The notable exceptions being the nearly graduated second-semester Seniors, who can't wait to get the heck out of the place.
Seriously, I can't tell you how many times in the last month I've heard a fellow Senior say, "I'm tired of high school," with an expression of bitter pessimism and woeful discontent upon their face. If I had to give a rough guess of what sort of experience could produce a similarly glum look, I'd say...being forced to watch an entire season of Deal or No Deal in one sitting.
Meet Howie Mandel. He has a soul patch, and he knows where you live.
So the question is, "Why are we all so tired of this school?"
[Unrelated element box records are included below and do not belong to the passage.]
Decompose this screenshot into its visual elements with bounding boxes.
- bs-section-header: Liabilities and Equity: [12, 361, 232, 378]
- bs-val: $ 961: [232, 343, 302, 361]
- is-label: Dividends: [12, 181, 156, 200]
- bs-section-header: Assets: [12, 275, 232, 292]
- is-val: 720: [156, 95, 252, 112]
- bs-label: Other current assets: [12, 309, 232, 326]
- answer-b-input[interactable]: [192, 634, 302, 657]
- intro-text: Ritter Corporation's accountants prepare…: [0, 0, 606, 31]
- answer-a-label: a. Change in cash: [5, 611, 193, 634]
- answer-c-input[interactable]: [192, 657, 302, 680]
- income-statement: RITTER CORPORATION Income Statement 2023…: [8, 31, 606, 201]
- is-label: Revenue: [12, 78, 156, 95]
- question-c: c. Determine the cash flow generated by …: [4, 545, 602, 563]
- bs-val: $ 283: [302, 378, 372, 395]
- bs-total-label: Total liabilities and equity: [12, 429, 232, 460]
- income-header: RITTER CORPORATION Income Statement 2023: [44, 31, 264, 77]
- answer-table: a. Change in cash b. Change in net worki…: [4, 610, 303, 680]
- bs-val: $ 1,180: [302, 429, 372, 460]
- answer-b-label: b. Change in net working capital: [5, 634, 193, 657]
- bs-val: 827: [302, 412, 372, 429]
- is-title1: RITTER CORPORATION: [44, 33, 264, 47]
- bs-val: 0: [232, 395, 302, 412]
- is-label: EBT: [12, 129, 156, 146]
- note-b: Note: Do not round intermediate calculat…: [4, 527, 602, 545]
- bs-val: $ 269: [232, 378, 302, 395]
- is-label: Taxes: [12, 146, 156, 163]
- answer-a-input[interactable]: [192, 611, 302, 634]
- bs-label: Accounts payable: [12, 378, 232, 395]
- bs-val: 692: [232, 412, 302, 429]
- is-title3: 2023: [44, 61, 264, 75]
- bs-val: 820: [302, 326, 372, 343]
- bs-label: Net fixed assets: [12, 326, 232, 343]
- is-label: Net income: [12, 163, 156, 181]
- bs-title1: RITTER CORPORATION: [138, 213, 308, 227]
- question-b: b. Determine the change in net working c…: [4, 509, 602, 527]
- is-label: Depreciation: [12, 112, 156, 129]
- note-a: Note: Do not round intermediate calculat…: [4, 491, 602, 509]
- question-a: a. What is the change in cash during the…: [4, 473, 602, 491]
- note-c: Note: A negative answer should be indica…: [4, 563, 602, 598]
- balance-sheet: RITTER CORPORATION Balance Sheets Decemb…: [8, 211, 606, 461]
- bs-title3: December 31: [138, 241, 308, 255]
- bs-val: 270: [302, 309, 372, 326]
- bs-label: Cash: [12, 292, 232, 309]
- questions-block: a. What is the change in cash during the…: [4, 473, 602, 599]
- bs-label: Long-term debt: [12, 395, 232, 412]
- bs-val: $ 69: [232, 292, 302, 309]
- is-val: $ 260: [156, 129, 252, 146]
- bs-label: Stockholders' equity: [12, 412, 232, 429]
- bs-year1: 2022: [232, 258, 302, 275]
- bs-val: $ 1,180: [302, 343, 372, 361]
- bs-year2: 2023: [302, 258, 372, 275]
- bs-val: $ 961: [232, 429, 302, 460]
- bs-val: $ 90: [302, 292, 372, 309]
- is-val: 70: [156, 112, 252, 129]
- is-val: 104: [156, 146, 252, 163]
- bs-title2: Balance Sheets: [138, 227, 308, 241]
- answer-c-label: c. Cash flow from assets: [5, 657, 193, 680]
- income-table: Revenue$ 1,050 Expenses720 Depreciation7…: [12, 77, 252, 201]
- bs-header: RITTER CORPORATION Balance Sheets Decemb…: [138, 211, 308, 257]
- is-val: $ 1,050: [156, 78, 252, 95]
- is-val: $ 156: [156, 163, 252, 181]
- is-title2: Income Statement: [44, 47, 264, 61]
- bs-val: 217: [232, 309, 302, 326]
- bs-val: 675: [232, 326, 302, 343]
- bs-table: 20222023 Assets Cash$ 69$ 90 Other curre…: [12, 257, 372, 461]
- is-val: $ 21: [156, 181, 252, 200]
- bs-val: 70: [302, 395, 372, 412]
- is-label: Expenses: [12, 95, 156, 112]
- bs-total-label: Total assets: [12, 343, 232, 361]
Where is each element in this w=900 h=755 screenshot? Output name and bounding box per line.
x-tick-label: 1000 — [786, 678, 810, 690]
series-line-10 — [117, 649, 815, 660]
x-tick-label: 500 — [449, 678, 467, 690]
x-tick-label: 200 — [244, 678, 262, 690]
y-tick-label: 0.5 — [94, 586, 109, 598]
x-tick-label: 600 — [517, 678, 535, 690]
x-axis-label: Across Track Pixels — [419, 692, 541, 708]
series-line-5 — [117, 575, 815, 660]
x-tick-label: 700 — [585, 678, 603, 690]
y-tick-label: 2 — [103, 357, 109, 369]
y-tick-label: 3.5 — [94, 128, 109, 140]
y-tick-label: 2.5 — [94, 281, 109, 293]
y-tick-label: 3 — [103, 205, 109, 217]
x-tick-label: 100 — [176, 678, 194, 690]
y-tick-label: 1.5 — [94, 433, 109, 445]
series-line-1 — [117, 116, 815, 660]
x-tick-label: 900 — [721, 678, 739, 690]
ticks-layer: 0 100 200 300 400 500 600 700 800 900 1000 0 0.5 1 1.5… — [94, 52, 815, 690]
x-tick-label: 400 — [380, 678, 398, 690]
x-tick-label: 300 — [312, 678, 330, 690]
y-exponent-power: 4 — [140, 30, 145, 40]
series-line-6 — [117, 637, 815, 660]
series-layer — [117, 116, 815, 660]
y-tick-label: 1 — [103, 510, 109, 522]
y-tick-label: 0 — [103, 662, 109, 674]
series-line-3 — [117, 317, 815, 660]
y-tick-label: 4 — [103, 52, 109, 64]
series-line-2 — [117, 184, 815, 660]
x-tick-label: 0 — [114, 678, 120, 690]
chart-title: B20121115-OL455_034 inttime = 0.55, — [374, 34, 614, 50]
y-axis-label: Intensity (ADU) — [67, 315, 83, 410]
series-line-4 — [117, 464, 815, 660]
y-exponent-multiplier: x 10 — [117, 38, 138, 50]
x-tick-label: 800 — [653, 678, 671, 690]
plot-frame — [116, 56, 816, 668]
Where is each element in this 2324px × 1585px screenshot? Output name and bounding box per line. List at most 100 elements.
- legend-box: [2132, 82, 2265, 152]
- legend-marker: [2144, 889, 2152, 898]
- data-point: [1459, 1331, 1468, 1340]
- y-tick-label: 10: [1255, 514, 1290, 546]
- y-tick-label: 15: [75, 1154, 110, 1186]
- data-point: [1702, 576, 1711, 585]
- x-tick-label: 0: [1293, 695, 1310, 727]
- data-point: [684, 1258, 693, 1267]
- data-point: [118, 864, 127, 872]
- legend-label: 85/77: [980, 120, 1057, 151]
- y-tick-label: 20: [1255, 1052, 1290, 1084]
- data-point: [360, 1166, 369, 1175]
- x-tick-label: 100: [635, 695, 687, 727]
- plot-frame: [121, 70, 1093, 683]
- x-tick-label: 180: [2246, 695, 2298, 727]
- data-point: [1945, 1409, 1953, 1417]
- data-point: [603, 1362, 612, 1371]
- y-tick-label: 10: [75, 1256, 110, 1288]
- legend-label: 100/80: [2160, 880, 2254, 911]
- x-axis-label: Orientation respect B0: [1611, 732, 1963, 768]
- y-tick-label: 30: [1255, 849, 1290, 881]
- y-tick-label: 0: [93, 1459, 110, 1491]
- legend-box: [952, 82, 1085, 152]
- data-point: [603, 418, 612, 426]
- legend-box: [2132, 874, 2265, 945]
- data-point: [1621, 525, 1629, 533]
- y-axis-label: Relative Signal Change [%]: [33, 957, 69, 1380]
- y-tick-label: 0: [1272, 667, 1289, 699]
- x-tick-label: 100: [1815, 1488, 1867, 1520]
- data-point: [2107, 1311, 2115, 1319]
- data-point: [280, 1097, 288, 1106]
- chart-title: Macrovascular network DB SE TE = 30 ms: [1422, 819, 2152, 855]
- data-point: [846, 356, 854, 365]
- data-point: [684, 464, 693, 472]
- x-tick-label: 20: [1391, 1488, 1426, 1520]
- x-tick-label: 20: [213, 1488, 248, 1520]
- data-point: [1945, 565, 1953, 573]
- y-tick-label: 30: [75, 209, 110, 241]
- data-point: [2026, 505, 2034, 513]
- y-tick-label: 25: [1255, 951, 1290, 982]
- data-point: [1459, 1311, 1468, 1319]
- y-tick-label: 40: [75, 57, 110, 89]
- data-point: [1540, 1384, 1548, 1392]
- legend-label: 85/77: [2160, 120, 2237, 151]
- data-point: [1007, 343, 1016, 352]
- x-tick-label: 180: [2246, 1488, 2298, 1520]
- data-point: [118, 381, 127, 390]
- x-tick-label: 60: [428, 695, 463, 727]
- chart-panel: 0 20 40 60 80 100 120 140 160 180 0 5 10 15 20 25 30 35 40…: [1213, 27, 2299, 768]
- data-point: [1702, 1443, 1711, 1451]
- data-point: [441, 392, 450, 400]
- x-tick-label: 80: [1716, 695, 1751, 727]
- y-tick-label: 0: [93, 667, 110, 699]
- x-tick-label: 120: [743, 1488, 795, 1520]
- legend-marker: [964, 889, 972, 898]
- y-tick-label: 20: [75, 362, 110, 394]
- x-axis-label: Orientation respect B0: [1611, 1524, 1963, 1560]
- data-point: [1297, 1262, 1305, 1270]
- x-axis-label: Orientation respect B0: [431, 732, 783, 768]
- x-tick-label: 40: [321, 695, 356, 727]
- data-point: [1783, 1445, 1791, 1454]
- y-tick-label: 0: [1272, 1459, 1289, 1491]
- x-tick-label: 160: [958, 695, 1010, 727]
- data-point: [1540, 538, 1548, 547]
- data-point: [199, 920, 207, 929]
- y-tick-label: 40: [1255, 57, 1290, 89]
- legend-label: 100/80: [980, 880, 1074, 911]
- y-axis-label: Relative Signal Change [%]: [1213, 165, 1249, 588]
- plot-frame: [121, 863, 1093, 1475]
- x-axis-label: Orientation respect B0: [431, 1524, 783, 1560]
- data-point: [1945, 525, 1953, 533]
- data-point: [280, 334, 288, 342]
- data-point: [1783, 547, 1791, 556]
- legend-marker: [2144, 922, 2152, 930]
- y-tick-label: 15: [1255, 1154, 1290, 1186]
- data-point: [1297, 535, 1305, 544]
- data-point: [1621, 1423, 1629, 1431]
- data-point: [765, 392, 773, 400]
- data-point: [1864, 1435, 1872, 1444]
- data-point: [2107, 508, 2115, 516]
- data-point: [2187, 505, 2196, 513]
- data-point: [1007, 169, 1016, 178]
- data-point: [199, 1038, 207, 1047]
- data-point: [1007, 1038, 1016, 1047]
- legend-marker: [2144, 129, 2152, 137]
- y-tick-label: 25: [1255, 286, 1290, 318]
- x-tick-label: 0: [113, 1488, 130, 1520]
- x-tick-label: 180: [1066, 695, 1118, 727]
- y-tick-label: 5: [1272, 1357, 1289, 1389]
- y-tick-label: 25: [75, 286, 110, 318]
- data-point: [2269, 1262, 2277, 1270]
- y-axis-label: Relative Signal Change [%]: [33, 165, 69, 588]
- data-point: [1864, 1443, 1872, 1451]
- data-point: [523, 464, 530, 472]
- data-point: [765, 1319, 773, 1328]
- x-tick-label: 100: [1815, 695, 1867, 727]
I'm not going to pretend like I have all the answers--Okay, fine, I'm going to pretend like I have all the answers. Egotistical? Yes. But regrettably, blogging does require a certain level of scornful pretentiousness. So sit down and shut up, you ignorant snot-nosed monkey-faced twit, I'm about to lay down some knowledge!
Yes, I'm talking to you. What--you're leaving? No, baby, don't go! I didn't mean it! I was just trying to be funny by--I know it wasn't funny, and I'm sorry! I can change! I--don't you dare close your browser! You close your browser and it's over! Baby, please! We're stronger than this! *click* Nooooo!
...Yeah, not sure what that was. Moving on, here's my list of the pros and the cons of attending Crescent Valley right now as a second-semester senior!
PROS
-- You have more off-blocks than you've ever had--unless you're Eric Fang (see below), who somehow managed to have none this year until recently. Hooray for stereotypes!
-- You count classes such as Outdoor Rec, Creative Writing, Advisor, AP Enviromental Science, etc. as off-blocks. Bonus blocks!
-- Friends are fun to have around. Best friends are pretty awesome. Super best friends come on a little strong. Stalkers are bad news. Stay in school, kids.
-- If you play a varsity sport, you can finally break that heartfelt promise to yourself from four years back and participate in some good ol' fashioned freshman hazing.
-- You now care a lot less about what people think about you, which is good because they don't give a $% about you either.
CONS
-- High School is not college.
-- High School consists mostly of people you've known since you were five. Nothing against these people, but you know how you get a new toy for Christmas when you're five and you think it's great and play with it all the time? And then when you're 18 it's not exactly fun to play with anymore? Yeah.
-- We've been in school, going to class for nine months a year for 13 years. Please make it stop.
-- High School is not college.
Well that's it for me. Today, I want each and every one of you to tell your loved ones that they are, in fact, your loved ones. Unless your loved ones don't know who you are, which in case you should probably stop following them around. Howie Mandel doesn't like competition.